This blog is my catharsis. I write to get all these thoughts and feelings out of my heart and into words. I share because maybe it will help someone. Or will give someone a glimpse into someone else's sometimes complex and difficult journey and they won't feel alone. And if no one reads it? No worries. Because it is for me and hopefully by the end of writing a new post, I'm feeling more at peace.
Needless to say, my thoughts and feelings have been all over the place over the last few weeks. At times, I feel like we're living in a blur. At other times, the days drag on while we wait for answers, a plan. I'm a planner. I don't do well with surprises and unexpected bumps in the road, so this has all been a little overwhelming. I'm also usually a calm and happy person who tries to always love life, so overwhelming does not fit me well. I'm feeling a little out of sorts, to say the least.
Moms are made to worry about our babies. We try not to let it consume us. But when we're thrown into a storm, there is no avoiding the thunder and lightning. Things weigh heavy on our hearts and our shoulders. We've all been here at one time or another. We learn to dance in the rain. We cannot control the waves, but we learn to surf.
And surfing is exactly what is happening inside my heart right now. A glimpse into the heart of a momma whose child is facing some major health issues. A glimpse into the heart of a momma during a storm...
<3 The support that has been given to us, shown to us, blows me away. From texts to cards to personal messages to flowers to food to treats to gifts...every single gesture and word means more than you can know. I don't ask for anything but prayers and good thoughts. But I've also learned that every little thing helps and I won't turn any gesture away. Life is too much at times not to accept help when it is being offered. So I accept, and I pay forward.

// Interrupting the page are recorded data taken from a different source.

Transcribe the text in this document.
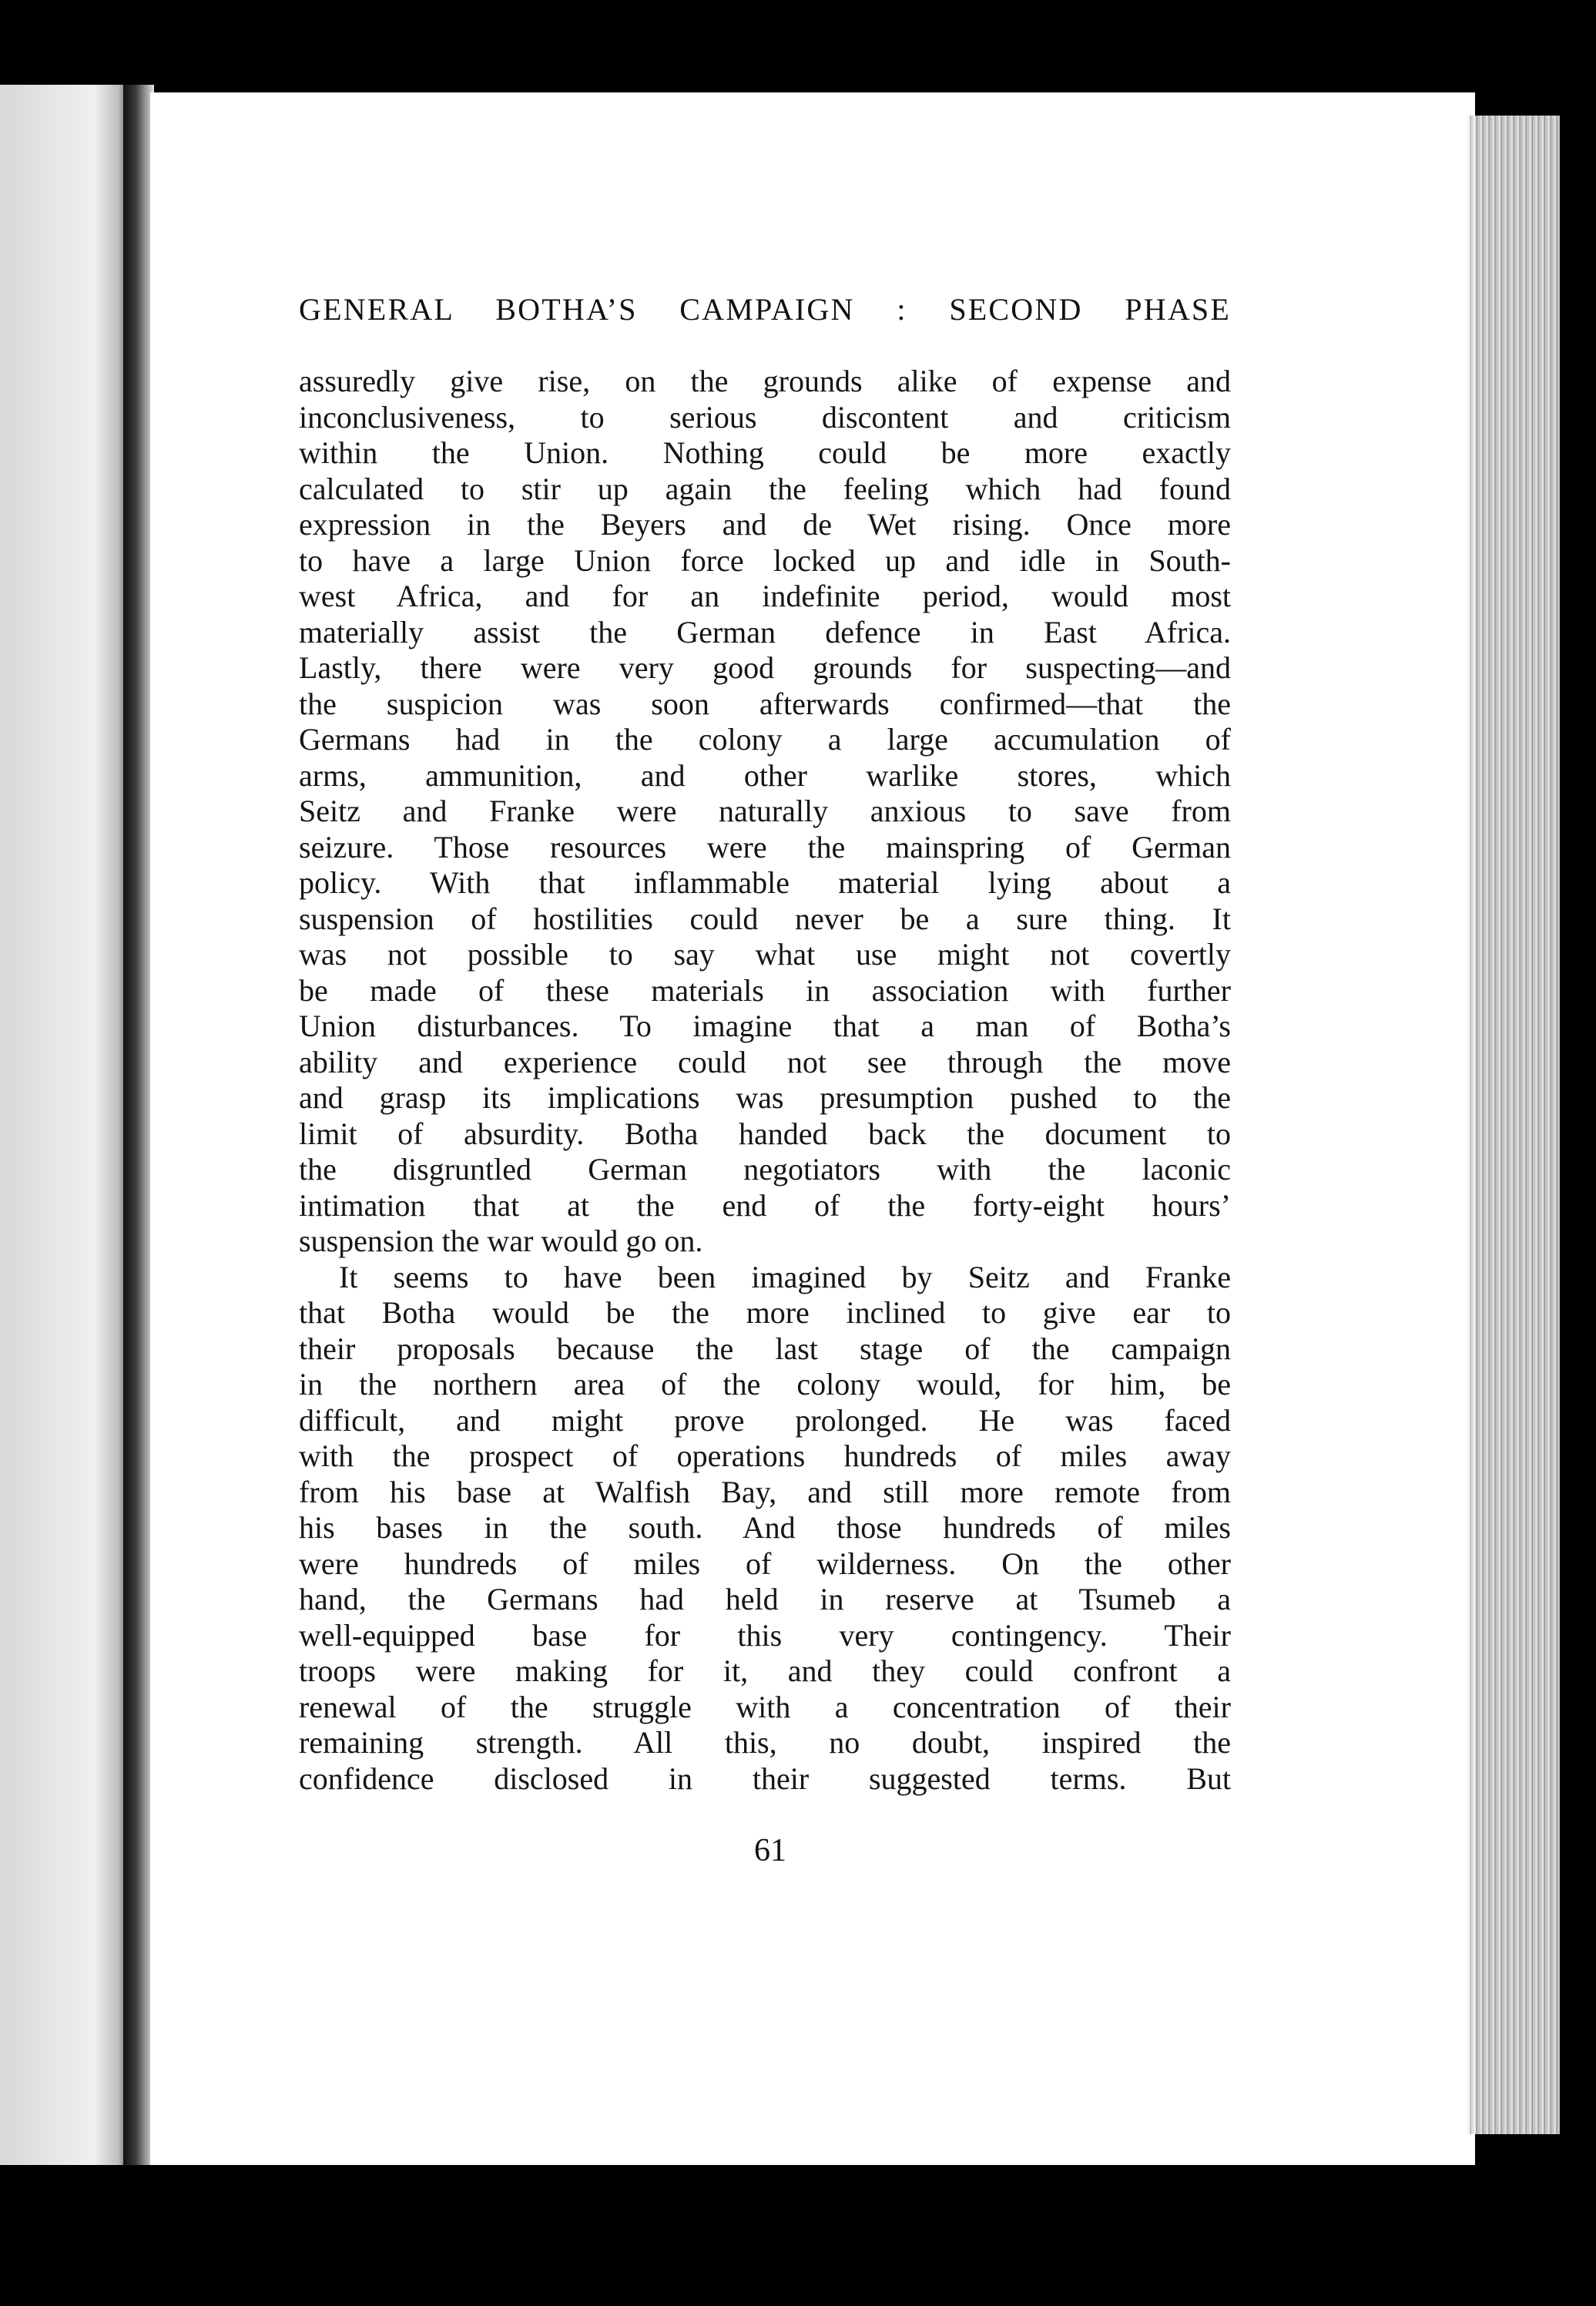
GENERAL BOTHA’S CAMPAIGN : SECOND PHASE
assuredly give rise, on the grounds alike of expense and
inconclusiveness, to serious discontent and criticism
within the Union. Nothing could be more exactly
calculated to stir up again the feeling which had found
expression in the Beyers and de Wet rising. Once more
to have a large Union force locked up and idle in South-
west Africa, and for an indefinite period, would most
materially assist the German defence in East Africa.
Lastly, there were very good grounds for suspecting—and
the suspicion was soon afterwards confirmed—that the
Germans had in the colony a large accumulation of
arms, ammunition, and other warlike stores, which
Seitz and Franke were naturally anxious to save from
seizure. Those resources were the mainspring of German
policy. With that inflammable material lying about a
suspension of hostilities could never be a sure thing. It
was not possible to say what use might not covertly
be made of these materials in association with further
Union disturbances. To imagine that a man of Botha’s
ability and experience could not see through the move
and grasp its implications was presumption pushed to the
limit of absurdity. Botha handed back the document to
the disgruntled German negotiators with the laconic
intimation that at the end of the forty-eight hours’
suspension the war would go on.
It seems to have been imagined by Seitz and Franke
that Botha would be the more inclined to give ear to
their proposals because the last stage of the campaign
in the northern area of the colony would, for him, be
difficult, and might prove prolonged. He was faced
with the prospect of operations hundreds of miles away
from his base at Walfish Bay, and still more remote from
his bases in the south. And those hundreds of miles
were hundreds of miles of wilderness. On the other
hand, the Germans had held in reserve at Tsumeb a
well-equipped base for this very contingency. Their
troops were making for it, and they could confront a
renewal of the struggle with a concentration of their
remaining strength. All this, no doubt, inspired the
confidence disclosed in their suggested terms. But
61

<3 Silence is golden. There are no right words but any words help. I'm not one that believes that everything happens for a reason. Or that if He brings you to it, He will bring you through it. But those words are better than none, if that's what someone truly feels. This doesn't mean I'm looking for comments on every status I post, because I'm not! Just know that if you don't know what to say, simple words go a long way. And this doesn't just apply to us -- this is sound advice for any special needs parent.

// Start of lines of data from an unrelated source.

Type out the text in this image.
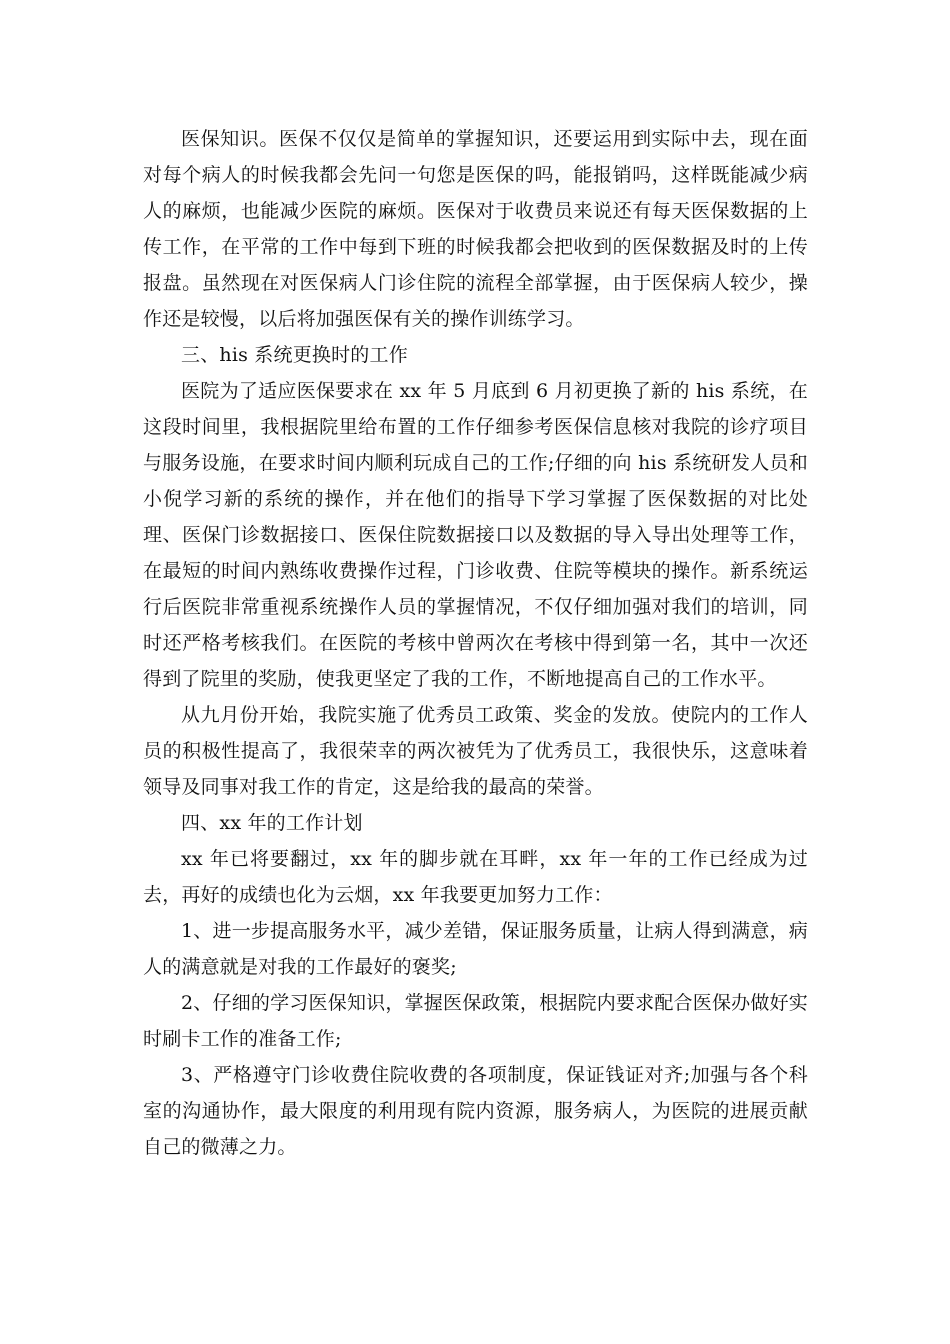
医保知识。医保不仅仅是简单的掌握知识，还要运用到实际中去，现在面对每个病人的时候我都会先问一句您是医保的吗，能报销吗，这样既能减少病人的麻烦，也能减少医院的麻烦。医保对于收费员来说还有每天医保数据的上传工作，在平常的工作中每到下班的时候我都会把收到的医保数据及时的上传报盘。虽然现在对医保病人门诊住院的流程全部掌握，由于医保病人较少，操作还是较慢，以后将加强医保有关的操作训练学习。

三、his 系统更换时的工作

医院为了适应医保要求在 xx 年 5 月底到 6 月初更换了新的 his 系统，在这段时间里，我根据院里给布置的工作仔细参考医保信息核对我院的诊疗项目与服务设施，在要求时间内顺利玩成自己的工作;仔细的向 his 系统研发人员和小倪学习新的系统的操作，并在他们的指导下学习掌握了医保数据的对比处理、医保门诊数据接口、医保住院数据接口以及数据的导入导出处理等工作，在最短的时间内熟练收费操作过程，门诊收费、住院等模块的操作。新系统运行后医院非常重视系统操作人员的掌握情况，不仅仔细加强对我们的培训，同时还严格考核我们。在医院的考核中曾两次在考核中得到第一名，其中一次还得到了院里的奖励，使我更坚定了我的工作，不断地提高自己的工作水平。

从九月份开始，我院实施了优秀员工政策、奖金的发放。使院内的工作人员的积极性提高了，我很荣幸的两次被凭为了优秀员工，我很快乐，这意味着领导及同事对我工作的肯定，这是给我的最高的荣誉。

四、xx 年的工作计划

xx 年已将要翻过，xx 年的脚步就在耳畔，xx 年一年的工作已经成为过去，再好的成绩也化为云烟，xx 年我要更加努力工作：

1、进一步提高服务水平，减少差错，保证服务质量，让病人得到满意，病人的满意就是对我的工作最好的褒奖;

2、仔细的学习医保知识，掌握医保政策，根据院内要求配合医保办做好实时刷卡工作的准备工作;

3、严格遵守门诊收费住院收费的各项制度，保证钱证对齐;加强与各个科室的沟通协作，最大限度的利用现有院内资源，服务病人，为医院的进展贡献自己的微薄之力。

<3 The MRI scares me. I should rephrase that the brain MRI scares me. It was added to the spine because of Kennedy's recent headaches. Could they be from the spinal curve and/or lack of oxygen? Yes. But scoliosis can cause issues with the brain. We also know Kennedy has larger than usual pockets of fluid in her brain and it has always been a wing and a prayer that this hasn't caused any issues. And who knows what else could show up in the MRI. I want it over with and the results back. Not knowing is beyond stressful.
<3 We've been here before. But then, her rib cage was still stretchable and we saved her organs for six years. We're beyond that now. There is no good way to fix it this time. They will straighten her spine which will hopefully relieve some pressure on her lungs and heart.
<3 But she will always have the diagnosis of restrictive lung disease. This can mean different things throughout her life. It could mean she will never scuba again. It could mean that a bipap, oxygen cannula, portable vent, or even a trach/vent are in her future. Or it could mean that she just struggles with breathing when active. What it definitely means that every cold, sinus infection, flu, and pneumonia become dangerous to her. For those with restrictive lung disease, these are the things that are life-threatening.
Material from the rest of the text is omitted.